И скрылся за занавеской.
Поэт вдруг запел на мотив «Страданий»:
– Янки по́ миру ступа-ают, ну а гордость их тупа-а-я.
Монолог ИльичаВ центр внимания вышел Ильич, выбросил вперёд, по-ленински руку:
– Может быть, коллеги, кто-то верит избитой пошлости про путь к сердцу мужчины, – жест в сторону кухни, – но путь к России, – жест к своему сердцу, – лежит через душу. Вот эту мысль надо иллюминировать. Зачем я здесь? Затем, что писал речи для первых лиц. Перед вами спичрайтер, который всех переспичит. Но оказались первые лица несмысленными галатами. Не вняли. Теперь мы понимаем, им наши труды, над чем мы горбатились, в папочку «К докладу» не клали. У несмысленных галатов о-ч-чень осмысленные шептуны при каждом ухе. Я сказал и не был услышан: нельзя талмудычить только о благосостоянии. Возрождение России свершается за год без единого затратного рубля. Первое лицо государства должно посыпать голову пеплом и сказать в послании: «Год молиться – воспрянет страна, только надо молиться без роздыха». Предложение забодали. Там же все с рогами. Друзья мои. – Ильич перешёл на задушевные ноты. – Друзья мои, если бы с экранов телевизора, кино, из газет и журналов приказом правительства исчезли похабщина, разврат, сцены постели и мордобоя, если бы всё это свалить в болото перестройки и закатать в асфальт, тогда б мы жили и дольше, и счастливее. Пока же демократы целенаправленно вгоняют нас в гроб пропагандой адской жизни и картинами гибели России.
– Штампами говоришь, – сердито заметил оборонщик. – Всё проще – в гроб вгоняют, чтоб на пенсиях экономить. Раньше у тебя выступления были лучше.
– Да и раньше меня не слушали. Хоть сейчас дай договорить. Самое мерзкое из того, что пришло в Россию – то, что молодёжь ищет не призвания, а выгоды. Девушка ждёт не любви, а богатого мужа. Что вы всё меня окорачиваете?
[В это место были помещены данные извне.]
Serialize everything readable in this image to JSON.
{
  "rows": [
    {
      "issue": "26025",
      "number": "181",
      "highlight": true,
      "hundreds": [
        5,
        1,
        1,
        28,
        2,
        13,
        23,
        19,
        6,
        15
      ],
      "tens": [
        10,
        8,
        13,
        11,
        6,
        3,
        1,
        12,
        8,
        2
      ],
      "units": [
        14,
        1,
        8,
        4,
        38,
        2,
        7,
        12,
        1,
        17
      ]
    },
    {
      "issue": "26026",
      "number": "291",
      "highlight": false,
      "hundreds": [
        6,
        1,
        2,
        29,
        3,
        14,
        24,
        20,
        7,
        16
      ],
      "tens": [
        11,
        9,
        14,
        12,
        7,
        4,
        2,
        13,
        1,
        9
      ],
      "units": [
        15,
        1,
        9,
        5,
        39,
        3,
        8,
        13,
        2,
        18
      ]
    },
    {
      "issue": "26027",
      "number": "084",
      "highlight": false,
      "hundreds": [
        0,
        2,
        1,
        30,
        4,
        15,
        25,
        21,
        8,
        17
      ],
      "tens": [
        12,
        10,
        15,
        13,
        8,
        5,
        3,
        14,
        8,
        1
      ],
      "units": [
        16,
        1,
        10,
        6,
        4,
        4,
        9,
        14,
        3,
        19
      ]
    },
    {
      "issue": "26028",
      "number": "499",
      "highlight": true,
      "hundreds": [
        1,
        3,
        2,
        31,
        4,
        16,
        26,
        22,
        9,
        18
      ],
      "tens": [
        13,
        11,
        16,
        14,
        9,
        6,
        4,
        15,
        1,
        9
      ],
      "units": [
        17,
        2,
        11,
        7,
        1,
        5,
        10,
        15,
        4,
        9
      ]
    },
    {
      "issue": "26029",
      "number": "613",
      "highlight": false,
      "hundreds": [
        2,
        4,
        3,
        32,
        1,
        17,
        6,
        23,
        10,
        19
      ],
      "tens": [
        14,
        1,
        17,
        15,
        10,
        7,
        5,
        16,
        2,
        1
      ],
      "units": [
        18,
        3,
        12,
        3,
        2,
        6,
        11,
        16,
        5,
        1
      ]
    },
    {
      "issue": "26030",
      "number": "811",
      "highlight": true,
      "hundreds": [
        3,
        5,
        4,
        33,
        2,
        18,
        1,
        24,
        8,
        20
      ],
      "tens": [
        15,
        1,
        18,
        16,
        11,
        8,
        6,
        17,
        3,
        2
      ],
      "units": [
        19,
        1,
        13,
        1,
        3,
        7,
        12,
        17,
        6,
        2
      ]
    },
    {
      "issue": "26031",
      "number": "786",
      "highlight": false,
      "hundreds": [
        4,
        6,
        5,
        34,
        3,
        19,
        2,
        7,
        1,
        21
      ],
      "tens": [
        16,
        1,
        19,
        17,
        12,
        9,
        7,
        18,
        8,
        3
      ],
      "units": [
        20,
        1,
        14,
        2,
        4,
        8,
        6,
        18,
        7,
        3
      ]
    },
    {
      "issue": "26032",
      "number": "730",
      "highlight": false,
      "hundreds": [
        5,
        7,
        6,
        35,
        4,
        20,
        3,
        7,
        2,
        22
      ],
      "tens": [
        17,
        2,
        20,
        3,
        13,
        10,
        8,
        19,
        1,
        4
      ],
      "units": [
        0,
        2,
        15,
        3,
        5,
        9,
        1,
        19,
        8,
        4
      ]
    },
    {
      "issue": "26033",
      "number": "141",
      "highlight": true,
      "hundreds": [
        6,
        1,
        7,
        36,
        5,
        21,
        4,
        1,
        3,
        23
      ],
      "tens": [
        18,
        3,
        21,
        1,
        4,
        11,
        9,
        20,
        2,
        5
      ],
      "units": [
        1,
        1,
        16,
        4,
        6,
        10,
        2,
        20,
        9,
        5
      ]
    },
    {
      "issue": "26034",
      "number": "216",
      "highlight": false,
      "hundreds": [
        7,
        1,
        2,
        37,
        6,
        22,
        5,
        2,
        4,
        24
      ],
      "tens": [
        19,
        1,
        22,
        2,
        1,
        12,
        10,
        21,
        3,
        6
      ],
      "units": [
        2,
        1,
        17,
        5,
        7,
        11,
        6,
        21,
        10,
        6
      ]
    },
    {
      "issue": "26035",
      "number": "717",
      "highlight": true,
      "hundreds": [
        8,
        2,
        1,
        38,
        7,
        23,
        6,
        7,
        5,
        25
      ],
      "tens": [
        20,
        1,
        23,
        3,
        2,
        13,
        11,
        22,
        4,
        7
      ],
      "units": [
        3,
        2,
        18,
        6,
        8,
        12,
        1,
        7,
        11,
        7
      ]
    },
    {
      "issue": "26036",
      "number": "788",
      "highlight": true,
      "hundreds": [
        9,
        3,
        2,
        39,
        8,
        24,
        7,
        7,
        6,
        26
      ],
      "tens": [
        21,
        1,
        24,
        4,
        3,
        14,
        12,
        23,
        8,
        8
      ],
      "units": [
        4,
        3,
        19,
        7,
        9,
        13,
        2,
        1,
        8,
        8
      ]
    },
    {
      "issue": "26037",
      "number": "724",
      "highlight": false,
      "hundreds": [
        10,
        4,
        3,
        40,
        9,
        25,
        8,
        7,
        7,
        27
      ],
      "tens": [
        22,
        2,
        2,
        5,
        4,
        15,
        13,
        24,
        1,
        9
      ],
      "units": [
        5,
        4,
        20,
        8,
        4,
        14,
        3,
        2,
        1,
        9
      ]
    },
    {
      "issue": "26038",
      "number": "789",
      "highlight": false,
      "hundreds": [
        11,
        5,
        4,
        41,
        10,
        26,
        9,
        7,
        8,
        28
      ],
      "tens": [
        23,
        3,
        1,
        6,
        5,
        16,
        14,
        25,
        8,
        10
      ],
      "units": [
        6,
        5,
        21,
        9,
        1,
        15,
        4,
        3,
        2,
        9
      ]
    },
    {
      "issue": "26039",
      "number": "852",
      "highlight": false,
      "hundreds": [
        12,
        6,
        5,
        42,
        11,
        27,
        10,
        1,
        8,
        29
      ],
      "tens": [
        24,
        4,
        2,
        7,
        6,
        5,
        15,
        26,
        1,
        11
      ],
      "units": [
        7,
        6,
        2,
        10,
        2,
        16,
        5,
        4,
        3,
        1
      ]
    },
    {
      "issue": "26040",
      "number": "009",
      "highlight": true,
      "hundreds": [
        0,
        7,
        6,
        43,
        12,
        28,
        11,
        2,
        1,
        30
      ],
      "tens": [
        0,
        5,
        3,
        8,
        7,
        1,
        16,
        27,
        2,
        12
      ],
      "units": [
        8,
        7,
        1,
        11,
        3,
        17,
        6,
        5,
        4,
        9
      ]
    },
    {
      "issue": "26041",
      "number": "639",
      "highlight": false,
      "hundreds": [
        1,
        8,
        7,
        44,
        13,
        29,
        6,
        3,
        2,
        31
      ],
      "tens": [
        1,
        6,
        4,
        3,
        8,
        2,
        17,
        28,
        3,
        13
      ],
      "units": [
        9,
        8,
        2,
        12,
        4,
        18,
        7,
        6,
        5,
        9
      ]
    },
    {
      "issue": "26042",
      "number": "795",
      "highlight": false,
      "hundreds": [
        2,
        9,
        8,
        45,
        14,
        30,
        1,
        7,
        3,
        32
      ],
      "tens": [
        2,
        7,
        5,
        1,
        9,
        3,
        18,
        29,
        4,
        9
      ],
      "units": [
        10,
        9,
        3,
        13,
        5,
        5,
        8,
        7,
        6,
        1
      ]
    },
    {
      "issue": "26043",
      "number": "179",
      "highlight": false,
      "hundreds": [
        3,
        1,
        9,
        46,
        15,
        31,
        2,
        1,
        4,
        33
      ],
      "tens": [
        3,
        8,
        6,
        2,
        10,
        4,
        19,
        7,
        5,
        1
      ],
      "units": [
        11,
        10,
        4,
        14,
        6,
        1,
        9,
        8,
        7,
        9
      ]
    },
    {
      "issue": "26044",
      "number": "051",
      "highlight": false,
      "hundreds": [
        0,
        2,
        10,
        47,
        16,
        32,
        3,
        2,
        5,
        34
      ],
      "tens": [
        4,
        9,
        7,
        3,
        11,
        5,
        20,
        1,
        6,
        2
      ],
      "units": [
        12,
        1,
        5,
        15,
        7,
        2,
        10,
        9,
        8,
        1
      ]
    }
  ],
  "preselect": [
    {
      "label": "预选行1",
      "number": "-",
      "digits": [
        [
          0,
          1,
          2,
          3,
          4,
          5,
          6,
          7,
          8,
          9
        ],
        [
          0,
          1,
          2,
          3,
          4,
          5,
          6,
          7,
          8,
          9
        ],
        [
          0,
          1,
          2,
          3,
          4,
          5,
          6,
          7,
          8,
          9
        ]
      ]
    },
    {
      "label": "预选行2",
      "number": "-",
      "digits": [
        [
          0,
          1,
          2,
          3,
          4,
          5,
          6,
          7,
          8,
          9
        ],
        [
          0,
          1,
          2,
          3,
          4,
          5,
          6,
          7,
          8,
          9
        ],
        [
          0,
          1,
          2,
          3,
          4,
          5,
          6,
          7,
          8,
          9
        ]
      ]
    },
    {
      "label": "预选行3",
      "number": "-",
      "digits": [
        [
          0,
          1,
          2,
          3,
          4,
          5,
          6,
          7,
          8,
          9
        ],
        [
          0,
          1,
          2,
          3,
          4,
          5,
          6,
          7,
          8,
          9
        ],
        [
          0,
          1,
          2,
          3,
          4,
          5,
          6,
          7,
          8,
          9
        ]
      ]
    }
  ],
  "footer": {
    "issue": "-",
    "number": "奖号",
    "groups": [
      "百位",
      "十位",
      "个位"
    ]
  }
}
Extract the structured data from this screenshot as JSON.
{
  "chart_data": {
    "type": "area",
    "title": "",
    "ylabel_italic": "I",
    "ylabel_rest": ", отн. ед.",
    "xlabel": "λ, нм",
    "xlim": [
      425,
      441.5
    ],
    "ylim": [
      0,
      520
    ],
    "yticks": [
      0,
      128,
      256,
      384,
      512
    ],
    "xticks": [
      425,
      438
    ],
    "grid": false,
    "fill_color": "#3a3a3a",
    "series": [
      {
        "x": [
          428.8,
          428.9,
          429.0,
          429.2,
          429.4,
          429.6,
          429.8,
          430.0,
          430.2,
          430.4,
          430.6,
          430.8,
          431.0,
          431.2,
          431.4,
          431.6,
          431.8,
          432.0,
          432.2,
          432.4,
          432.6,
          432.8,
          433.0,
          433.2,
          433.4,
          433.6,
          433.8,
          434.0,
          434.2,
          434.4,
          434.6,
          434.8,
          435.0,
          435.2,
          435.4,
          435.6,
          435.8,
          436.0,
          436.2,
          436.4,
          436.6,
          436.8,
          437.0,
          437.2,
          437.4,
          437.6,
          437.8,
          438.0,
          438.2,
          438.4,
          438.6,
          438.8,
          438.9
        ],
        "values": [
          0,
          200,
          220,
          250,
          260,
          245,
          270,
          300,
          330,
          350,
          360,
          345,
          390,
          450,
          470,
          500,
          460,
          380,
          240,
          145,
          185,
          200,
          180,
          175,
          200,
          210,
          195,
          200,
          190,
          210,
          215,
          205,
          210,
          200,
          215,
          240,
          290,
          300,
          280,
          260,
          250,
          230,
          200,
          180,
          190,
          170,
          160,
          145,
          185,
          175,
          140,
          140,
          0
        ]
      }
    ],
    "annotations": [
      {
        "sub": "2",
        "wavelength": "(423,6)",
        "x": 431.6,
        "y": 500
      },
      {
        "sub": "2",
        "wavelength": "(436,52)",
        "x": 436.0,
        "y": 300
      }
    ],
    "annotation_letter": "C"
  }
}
– Да ты что, да разве мы можем, и кого? Тебя? Обидеть? – загудел оборонщик. – Ильичушка, родной! Я же вот как помню твои доклады: «Когда появляется Конституция, государство гибнет» и второй: «Когда появляется парламент, народ становится бесправным». Они у тебя сохранились?
– Да если не сохранились, я заново напишу. У меня ещё в работе синтез Феофана Затворника, Данилевского, Ильина и Леонтьева. А также глупость цели – стать конкурентоспособными.
– Позвольте поднять личный экономический вопрос, – вступил Лёва. – Обещали золотые горы, и – ни копейки. Вы разберитесь.
– То есть вас купили и вывезли? – Я что-то начинал соображать.
– Я не за деньгами ехал, за идею! – заявил оборонщик.
Наконец-то, впервые за дни и часы рифмования и лежания на полу, поэт встал и пошёл просвежиться. По дороге к порогу впервые заговорил прозой и впервые прочёл не свои строчки:
– Народ обманывать можно, обмануть нельзя. Как ни пыжатся либералы с оттепелью, как был Никитка палач и дурень, так и останется. И стихов: «Товарищ Брежнев, дорогой, позволь обнять тебя рукой» – ему не дождаться. – И вышел и захлопнул за собой дверь.
Людмила и остальныеНо недолго дверь была без работы, она медленно открылась, и так же медленно в дверном проеме появился кирзовый сапог большого размера. Но когда он вдвинулся в избу полностью, оказалось, что сапог надет на женскую ногу. Вскоре хозяйка ноги вдвинулась полностью.
– Не ждали, но надеялись, так?
Это снова была Людмила, которая вчера вино вкушала, курила на крыльце, а потом исчезла. Как и вчера, села рядом.
– Не захотел со мной Буратино делать? Умный. Я б тебя всё равно бросила.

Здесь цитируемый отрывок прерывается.